To a lesser extent, they have been allies on foreign policy. They support repealing the Iraq War authorization. They both opposed the war in Libya and a proposed military intervention in Syria. Lee appears to be more hawkish than Paul on Iran, however.
On their face, none of these policy initiatives are typically associated with the GOP. But all of them can be explained or defended on conservative grounds. And now, Paul and Lee are not alone.
Indeed, a new policy alliance has emerged between Lee and Marco Rubio. Rubio was also elected in 2010 after beating back the Republican establishment, but — save for the disastrous Gang of Eight immigration machination — didn't rock the boat too much once he arrived in Washington. Until now.
Lee and Rubio have worked together on what they describe as "pro-growth, pro-family tax reform." The broad strokes are consistent with supply-side economics, but the details are more focused on lowering tax bills for families with children rather than fixating on the top marginal income tax rate.
Rubio and Lee have similar ideas for using devolution to fix entitlements for the poor. They would send block grants to the states to fund many anti-poverty programs currently run by Washington. The two also talk about a bigger role for civil society.
Now, it's not as if these three senators are in lockstep. Rubio hasn't yet joined with Lee on seeking greater Bill of Rights protections in the war on terror. Paul hasn't joined his old friend in pushing a family-friendly tax code with an expanded refundable child credit. Paul prefers the flat tax.
In a speech at the Heritage Foundation last year, Lee reminded conservatives that when the next presidential election rolls around, Ronald Reagan's 1980 victory will be as long ago as D-Day was at that time. But Lee has decided to follow Reagan's model of trying to provide tangible benefits to middle-class families through limited-government means. He would reform federal labor law to allow more flex time and improve work-life balance, and he would loosen federal control of college accreditation to increase competition for "brick-and-ivy" universities.
While he hasn't endorsed the entirely of this agenda, Rubio appears to be moving in the direction of Lee's basic political insight: Instead of repeating Reagan's 1980 platform, they should repeat his example of trying to make conservatism accessible — and materially helpful — to non-ideological people.

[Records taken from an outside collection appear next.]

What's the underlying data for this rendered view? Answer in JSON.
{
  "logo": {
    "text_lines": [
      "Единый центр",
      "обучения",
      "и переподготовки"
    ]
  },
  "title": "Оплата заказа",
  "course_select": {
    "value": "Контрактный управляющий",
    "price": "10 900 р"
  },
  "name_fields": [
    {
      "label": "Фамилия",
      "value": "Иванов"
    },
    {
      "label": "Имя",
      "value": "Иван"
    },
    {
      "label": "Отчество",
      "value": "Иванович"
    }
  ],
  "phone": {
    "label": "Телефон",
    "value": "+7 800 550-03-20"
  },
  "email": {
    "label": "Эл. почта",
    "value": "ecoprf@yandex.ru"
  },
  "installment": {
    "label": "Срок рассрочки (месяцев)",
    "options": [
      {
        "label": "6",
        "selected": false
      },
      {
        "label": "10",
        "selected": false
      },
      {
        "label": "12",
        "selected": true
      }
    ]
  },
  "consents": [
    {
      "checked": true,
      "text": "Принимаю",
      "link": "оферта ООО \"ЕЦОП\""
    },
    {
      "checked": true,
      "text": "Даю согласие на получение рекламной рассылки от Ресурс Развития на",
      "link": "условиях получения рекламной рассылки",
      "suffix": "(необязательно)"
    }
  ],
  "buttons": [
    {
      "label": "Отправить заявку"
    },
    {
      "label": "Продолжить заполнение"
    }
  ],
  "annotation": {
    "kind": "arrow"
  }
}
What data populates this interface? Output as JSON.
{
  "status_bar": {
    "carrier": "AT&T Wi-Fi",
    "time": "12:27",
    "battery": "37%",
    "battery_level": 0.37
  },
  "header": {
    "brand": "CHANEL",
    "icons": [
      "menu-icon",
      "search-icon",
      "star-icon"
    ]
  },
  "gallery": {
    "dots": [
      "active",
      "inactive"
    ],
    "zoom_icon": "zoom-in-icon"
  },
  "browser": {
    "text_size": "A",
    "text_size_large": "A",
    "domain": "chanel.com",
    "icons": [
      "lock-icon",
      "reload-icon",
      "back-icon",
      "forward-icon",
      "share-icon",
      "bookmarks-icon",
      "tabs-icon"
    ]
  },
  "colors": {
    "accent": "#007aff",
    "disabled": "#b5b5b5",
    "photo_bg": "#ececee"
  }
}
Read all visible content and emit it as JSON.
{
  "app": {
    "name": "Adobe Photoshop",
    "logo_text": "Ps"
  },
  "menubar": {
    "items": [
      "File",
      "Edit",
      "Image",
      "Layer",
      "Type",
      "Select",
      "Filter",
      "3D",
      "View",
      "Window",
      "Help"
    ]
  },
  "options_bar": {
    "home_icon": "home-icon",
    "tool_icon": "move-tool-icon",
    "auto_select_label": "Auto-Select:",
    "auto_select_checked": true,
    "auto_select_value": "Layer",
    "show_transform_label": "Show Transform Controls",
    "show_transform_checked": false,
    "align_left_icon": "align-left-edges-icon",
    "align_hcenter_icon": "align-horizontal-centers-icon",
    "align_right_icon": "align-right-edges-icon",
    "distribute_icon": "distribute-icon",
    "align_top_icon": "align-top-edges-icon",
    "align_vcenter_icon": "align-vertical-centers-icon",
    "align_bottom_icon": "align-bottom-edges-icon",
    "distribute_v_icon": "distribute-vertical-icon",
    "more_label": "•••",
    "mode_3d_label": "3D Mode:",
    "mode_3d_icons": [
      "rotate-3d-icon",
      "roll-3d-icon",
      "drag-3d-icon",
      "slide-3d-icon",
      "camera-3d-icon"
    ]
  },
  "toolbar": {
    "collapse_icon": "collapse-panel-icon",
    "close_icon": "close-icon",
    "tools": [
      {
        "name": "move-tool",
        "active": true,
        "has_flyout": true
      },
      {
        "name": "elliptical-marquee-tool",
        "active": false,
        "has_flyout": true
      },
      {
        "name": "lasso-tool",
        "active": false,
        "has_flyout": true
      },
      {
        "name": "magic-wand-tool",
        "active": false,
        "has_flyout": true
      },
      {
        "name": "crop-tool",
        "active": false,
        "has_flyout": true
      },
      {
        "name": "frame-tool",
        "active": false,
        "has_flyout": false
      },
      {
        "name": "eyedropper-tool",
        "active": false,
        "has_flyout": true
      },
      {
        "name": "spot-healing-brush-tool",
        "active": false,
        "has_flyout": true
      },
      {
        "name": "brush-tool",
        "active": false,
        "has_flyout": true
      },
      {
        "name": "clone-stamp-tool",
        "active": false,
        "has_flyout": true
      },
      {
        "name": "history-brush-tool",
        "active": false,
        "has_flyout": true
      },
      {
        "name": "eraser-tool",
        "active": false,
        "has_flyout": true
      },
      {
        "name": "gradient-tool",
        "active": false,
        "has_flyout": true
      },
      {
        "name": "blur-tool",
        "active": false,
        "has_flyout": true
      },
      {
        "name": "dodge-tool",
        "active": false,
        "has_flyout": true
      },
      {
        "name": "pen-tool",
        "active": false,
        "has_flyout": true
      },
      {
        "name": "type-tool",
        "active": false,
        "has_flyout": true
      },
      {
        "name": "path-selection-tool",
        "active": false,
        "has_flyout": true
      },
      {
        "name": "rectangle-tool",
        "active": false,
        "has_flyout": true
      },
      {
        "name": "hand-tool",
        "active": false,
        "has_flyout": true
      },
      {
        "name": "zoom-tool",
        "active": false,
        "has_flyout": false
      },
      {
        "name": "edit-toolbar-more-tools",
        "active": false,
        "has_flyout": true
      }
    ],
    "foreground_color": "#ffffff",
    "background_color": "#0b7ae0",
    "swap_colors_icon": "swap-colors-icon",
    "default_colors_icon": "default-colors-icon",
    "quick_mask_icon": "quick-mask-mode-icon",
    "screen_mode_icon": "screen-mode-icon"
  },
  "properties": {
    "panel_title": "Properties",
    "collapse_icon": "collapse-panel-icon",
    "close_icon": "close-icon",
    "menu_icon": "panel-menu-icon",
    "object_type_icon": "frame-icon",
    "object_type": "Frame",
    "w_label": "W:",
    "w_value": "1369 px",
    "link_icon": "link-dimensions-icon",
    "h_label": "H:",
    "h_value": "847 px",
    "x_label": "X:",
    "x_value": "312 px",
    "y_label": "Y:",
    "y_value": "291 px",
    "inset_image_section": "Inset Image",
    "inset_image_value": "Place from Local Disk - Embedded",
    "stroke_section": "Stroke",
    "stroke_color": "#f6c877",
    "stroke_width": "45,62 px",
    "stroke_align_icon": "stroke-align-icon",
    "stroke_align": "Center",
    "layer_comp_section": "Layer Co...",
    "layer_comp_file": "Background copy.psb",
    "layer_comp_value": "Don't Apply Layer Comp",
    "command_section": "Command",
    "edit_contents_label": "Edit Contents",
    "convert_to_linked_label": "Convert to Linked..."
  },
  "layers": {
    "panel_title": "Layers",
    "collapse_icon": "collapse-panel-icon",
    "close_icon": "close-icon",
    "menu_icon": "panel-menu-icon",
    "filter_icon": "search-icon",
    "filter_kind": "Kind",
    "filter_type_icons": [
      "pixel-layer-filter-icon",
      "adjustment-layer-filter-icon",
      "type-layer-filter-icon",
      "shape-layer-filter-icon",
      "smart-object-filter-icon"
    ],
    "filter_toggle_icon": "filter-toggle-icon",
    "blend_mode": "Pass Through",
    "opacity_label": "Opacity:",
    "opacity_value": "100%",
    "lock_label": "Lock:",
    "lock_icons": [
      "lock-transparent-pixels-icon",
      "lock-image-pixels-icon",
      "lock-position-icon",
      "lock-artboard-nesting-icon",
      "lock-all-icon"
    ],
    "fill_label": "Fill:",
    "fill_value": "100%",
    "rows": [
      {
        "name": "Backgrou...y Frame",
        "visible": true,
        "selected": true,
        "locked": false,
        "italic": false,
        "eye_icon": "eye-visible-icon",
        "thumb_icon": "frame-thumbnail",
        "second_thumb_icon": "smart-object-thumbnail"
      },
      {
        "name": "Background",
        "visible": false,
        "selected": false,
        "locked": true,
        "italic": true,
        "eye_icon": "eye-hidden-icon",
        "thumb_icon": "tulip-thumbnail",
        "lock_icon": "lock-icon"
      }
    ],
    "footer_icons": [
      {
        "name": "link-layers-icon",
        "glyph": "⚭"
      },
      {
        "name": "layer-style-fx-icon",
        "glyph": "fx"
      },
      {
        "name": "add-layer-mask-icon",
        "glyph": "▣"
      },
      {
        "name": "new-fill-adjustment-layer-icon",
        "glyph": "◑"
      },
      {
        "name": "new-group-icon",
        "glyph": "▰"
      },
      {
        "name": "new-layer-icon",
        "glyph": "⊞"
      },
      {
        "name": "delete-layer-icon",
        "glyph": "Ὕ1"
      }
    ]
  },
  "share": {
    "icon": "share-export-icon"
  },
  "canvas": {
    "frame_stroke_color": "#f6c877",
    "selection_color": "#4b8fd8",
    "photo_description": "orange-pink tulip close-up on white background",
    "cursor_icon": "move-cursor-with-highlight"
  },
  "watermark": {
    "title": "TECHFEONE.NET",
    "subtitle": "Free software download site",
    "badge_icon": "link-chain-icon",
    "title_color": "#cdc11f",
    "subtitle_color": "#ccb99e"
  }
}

Even these slight shifts are likely to provoke intraparty debates as the 2016 primaries draw closer. Libertarian-leaning Republicans don't much like the child tax credit, seeing it as irrelevant to economic growth at best and social engineering via the tax code at worst.
Some simply don't see tax breaks for families — a part of the Contract With America, expanded under George W. Bush — as being much different from subsidies to Solyndra. Others worry that a larger child tax credit would inevitably mean higher tax rates on work and investment, thereby inhibiting growth.
You don't have to agree with all of the aforementioned proposals to see how different the Republican Party would look if Lee's policy entrepreneurship with Paul and Rubio gained traction: Less identified with war, wiretapping, and mandatory minimum sentences; more identified with reforming government programs and cutting taxes for the non-rich.
That's a prescription for updating the Republican brand without moving to the left or abandoning core principles. And, with any luck, it might prove to be a prescription for winning elections.